Monsignor Claudio Livetti, già prevosto di Busto Arsizio, ricorda che, così come la natura, a Pasqua anche i fedeli hanno l’occasione per vivere un momento di rinnovamento: “Papa Francesco sprona a riconoscere umilmente gli sbagli del passato, impegnandosi a non ripeterli nel futuro”
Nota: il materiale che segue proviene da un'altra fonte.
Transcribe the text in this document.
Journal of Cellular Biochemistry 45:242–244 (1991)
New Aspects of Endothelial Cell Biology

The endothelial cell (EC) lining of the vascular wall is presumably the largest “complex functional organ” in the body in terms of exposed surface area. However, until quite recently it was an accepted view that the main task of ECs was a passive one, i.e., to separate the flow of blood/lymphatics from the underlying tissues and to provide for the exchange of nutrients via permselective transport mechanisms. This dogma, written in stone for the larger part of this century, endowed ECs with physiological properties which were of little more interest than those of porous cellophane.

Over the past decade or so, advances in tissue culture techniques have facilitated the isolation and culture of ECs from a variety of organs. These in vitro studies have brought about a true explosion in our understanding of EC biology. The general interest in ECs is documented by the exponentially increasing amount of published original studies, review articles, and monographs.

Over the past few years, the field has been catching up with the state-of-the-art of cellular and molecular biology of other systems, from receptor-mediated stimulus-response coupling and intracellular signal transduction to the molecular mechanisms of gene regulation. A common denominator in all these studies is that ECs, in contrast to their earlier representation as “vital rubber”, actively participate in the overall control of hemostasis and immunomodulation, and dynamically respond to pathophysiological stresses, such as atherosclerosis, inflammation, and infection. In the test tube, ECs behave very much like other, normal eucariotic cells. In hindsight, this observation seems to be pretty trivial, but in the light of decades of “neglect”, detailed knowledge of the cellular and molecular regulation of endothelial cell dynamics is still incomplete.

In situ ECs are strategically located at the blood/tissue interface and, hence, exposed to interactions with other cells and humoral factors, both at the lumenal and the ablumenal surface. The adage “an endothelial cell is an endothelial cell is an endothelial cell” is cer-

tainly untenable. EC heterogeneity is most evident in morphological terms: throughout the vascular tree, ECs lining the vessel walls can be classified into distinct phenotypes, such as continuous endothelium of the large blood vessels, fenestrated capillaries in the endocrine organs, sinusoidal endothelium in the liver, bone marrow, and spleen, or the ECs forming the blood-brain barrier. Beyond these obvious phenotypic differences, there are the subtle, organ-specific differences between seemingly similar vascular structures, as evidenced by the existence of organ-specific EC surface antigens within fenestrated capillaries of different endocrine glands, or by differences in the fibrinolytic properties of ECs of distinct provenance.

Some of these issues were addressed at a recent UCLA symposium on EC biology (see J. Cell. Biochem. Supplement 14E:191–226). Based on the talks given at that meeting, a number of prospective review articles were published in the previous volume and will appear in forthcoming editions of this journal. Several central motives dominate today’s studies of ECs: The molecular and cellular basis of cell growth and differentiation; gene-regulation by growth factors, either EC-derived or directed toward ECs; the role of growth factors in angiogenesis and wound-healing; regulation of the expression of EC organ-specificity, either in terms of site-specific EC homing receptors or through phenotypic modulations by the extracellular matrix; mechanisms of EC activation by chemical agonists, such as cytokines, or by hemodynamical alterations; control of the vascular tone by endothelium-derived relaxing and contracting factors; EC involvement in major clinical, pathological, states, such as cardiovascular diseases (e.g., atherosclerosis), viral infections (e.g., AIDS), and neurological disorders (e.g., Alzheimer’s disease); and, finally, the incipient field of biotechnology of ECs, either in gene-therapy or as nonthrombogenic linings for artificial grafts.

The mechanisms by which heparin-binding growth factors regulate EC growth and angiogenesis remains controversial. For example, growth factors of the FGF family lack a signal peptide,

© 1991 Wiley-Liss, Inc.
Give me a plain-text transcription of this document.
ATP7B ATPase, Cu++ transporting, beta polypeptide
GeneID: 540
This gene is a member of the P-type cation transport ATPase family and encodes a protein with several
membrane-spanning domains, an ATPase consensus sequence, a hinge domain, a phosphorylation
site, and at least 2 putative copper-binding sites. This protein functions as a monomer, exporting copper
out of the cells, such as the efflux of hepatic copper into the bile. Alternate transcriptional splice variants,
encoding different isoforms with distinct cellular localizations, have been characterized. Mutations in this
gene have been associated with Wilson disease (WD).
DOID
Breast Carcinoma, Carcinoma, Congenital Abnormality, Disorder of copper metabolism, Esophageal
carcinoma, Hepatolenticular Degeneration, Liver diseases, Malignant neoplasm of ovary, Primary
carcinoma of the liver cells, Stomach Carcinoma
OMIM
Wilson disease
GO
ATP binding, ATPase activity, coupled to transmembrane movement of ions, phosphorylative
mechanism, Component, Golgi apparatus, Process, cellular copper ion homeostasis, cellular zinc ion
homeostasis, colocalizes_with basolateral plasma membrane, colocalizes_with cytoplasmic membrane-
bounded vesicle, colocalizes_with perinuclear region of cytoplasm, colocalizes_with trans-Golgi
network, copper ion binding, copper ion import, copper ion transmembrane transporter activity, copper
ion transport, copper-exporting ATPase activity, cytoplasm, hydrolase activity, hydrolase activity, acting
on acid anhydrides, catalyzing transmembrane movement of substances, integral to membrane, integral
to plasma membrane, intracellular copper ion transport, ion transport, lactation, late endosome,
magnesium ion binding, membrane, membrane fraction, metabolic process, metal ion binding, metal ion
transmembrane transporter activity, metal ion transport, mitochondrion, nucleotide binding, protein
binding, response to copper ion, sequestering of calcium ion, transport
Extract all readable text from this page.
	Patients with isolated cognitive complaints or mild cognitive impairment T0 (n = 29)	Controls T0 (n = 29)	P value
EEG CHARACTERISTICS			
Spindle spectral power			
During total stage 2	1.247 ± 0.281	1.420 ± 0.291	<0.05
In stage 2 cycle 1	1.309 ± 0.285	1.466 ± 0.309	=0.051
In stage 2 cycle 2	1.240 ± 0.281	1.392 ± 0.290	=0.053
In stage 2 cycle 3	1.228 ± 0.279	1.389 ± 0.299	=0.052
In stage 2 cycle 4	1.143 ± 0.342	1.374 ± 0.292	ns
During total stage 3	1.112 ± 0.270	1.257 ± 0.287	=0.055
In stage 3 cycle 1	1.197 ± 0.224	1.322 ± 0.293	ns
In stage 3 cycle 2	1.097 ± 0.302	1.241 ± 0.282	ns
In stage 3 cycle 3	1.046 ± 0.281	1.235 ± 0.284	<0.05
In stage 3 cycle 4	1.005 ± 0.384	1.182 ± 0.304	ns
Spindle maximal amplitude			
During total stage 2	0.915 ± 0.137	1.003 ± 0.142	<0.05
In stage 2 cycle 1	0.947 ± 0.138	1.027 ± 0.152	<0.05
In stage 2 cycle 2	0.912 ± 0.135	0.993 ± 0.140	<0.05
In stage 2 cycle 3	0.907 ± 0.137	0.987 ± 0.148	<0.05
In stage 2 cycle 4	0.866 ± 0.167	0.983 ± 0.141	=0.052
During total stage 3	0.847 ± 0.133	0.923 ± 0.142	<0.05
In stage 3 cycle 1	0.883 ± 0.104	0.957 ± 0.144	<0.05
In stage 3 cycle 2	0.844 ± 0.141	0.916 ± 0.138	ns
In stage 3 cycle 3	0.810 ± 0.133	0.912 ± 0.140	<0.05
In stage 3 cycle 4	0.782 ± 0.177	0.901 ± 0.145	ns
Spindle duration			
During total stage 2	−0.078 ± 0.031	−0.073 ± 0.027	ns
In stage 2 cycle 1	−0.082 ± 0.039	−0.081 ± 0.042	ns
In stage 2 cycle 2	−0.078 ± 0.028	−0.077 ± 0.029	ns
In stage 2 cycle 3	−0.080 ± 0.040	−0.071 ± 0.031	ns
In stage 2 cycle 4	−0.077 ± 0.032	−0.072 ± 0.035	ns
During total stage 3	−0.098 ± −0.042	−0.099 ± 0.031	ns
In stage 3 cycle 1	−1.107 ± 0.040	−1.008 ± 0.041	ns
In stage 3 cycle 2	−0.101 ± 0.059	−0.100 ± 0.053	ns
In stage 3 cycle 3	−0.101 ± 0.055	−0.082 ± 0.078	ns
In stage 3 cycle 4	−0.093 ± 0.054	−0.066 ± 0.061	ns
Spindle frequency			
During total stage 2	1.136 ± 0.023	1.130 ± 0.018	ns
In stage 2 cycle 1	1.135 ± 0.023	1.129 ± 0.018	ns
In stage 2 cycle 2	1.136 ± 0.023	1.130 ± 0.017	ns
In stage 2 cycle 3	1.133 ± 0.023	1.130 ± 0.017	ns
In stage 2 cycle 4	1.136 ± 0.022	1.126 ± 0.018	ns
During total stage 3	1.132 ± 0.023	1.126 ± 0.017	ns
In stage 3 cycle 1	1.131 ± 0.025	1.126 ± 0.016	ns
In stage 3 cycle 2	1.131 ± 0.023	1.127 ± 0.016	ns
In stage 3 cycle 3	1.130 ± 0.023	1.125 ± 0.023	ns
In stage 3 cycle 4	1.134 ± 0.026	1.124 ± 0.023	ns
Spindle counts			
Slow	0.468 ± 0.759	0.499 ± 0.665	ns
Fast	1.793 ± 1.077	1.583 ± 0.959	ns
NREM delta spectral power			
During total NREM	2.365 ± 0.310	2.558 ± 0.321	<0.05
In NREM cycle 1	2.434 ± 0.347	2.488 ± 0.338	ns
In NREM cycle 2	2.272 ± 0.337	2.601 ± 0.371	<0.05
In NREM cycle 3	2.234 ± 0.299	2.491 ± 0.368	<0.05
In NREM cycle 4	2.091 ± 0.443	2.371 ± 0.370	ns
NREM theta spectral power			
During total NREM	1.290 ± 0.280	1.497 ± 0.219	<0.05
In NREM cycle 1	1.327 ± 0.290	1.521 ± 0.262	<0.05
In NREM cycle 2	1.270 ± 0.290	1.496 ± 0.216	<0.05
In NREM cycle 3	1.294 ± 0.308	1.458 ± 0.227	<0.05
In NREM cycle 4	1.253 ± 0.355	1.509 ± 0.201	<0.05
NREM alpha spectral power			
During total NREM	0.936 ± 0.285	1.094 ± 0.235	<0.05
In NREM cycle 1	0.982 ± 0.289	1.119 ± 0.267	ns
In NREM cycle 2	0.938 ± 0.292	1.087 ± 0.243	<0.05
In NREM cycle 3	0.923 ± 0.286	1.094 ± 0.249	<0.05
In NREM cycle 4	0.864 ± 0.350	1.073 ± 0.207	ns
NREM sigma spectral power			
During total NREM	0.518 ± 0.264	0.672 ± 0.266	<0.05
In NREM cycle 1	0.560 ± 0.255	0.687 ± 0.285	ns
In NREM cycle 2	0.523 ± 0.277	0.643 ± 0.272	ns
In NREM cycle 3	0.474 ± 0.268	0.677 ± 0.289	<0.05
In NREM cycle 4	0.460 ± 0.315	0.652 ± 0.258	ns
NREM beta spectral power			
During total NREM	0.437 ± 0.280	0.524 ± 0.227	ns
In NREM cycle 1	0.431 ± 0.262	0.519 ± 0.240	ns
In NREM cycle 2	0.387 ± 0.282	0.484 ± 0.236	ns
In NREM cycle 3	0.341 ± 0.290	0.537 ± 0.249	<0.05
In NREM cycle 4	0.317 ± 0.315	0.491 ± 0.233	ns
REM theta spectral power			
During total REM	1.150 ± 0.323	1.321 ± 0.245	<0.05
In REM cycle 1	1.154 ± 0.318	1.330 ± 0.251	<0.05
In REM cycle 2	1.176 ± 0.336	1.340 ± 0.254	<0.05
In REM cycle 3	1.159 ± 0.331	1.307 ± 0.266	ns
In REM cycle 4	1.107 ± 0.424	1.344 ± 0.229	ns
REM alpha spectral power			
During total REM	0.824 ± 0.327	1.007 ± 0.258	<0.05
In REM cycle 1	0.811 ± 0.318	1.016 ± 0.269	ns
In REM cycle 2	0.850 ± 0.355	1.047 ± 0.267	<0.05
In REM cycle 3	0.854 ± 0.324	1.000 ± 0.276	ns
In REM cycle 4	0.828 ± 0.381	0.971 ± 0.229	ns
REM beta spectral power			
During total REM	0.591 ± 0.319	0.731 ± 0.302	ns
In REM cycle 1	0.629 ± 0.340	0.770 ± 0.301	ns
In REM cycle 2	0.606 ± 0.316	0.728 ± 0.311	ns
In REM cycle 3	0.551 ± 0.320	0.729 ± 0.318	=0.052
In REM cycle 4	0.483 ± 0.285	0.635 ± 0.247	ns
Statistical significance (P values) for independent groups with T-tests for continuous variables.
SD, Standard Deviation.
di monsignor Claudio Livetti
Dopo il rigore invernale, a primavera, rinasce la natura. Dopo il primo plenilunio di primavera, noi cristiani celebriamo la Pasqua, primavera dello spirito. Quella ebraica è tutt’ora vissuta il 14 di Nisan, anche se sono passati molti secoli dalla loro prima Pasqua. Gli Ebrei rivivono, come se fosse oggi, il memoriale della fuga dalla schiavitù dell’Egitto verso la libertà della Terra Promessa. Noi cristiani riviviamo il passaggio dal buio e dal terremoto del Venerdì Santo alla luce sfolgorante del giorno di Pasqua. Gli Apostoli non si sono adagiati e rassegnati al terribile ormai: “Ormai il Maestro è morto e sepolto. Tutto è finito!”. “Ormai” è una parola amara che avvelena la vita. Essi invece hanno gridato la loro incantata sorpresa, con un gioioso ancora: “Gesù, come aveva promesso, è ancora con noi per darci coraggio e inviarci a continuare la sua missione”.
Il coraggio di salpare
La Pasqua dà il coraggio di salpare. Solo Dio è il “Motore Immobile” (così dicevano gli antichi filosofi). Gli esseri umani, anche se fatti a sua immagine e somiglianza, devono muoversi. Una barca ormeggiata nel porto è certamente più sicura di una che naviga in alto mare, ma il motivo per cui è stata costruita non è certo stare ferma. La bravura del navigatore poi sta nel riparare la barca in navigazione e non al riparo del cantiere. Purtroppo oggi molti sono fermi a vecchi ricordi e a nostalgie paralizzanti. Invece quanto più gli anni passano, tanto più dobbiamo cercare di essere freschi e giovanili. Do ragione a John Cage quando dice: “Non capisco quelli che hanno paura delle cose nuove. A me fanno paura quelle vecchie”. Al contrario non riesco ad accettare l’affermazione di Gassman (ironia o pessimismo?): “Ho un grande futuro alle spalle”.
Completare il cambiamento
Vivere la Pasqua vuol dire completare il cambiamento iniziato nella Quaresima, vissuta non come mortificazione bensì come vivificazione. Per non cambiare e rinnovarsi si ricorre nel comodo alibi: “Io sono fatto così”. È sempre possibile migliorare. Quando da me veniva qualche moglie che si riteneva perfetta e si lamentava per tutti i difetti del marito, io le dicevo: “Cerca di migliorare te stessa, vedrai che migliorerà anche lui”: è la legge fisica dei vasi comunicanti. Per non voler cambiare è facile puntare il dito sulla politica che non cambia, sull’economia che cambia in peggio, passando da un futuro di promessa a un futuro di minaccia, sulla Chiesa che non cambia. Qui, come figlio della Chiesa, dico che mi piace Papa Francesco perché ripete continuamente di “andare in uscita” e invita a riconoscere umilmente gli sbagli del passato, impegnandosi a non ripeterli nel futuro.
Un invito a rinnovarsi
Quando si dice Buona Pasqua, ciascuno interpreta queste parole a modo suo. Io dirò “Buona Pasqua” come un invito a ringiovanire, a rinnovarsi, col pensiero di Giorgio La Pira: “I giovani sono come le rondini: vanno sempre verso la primavera”.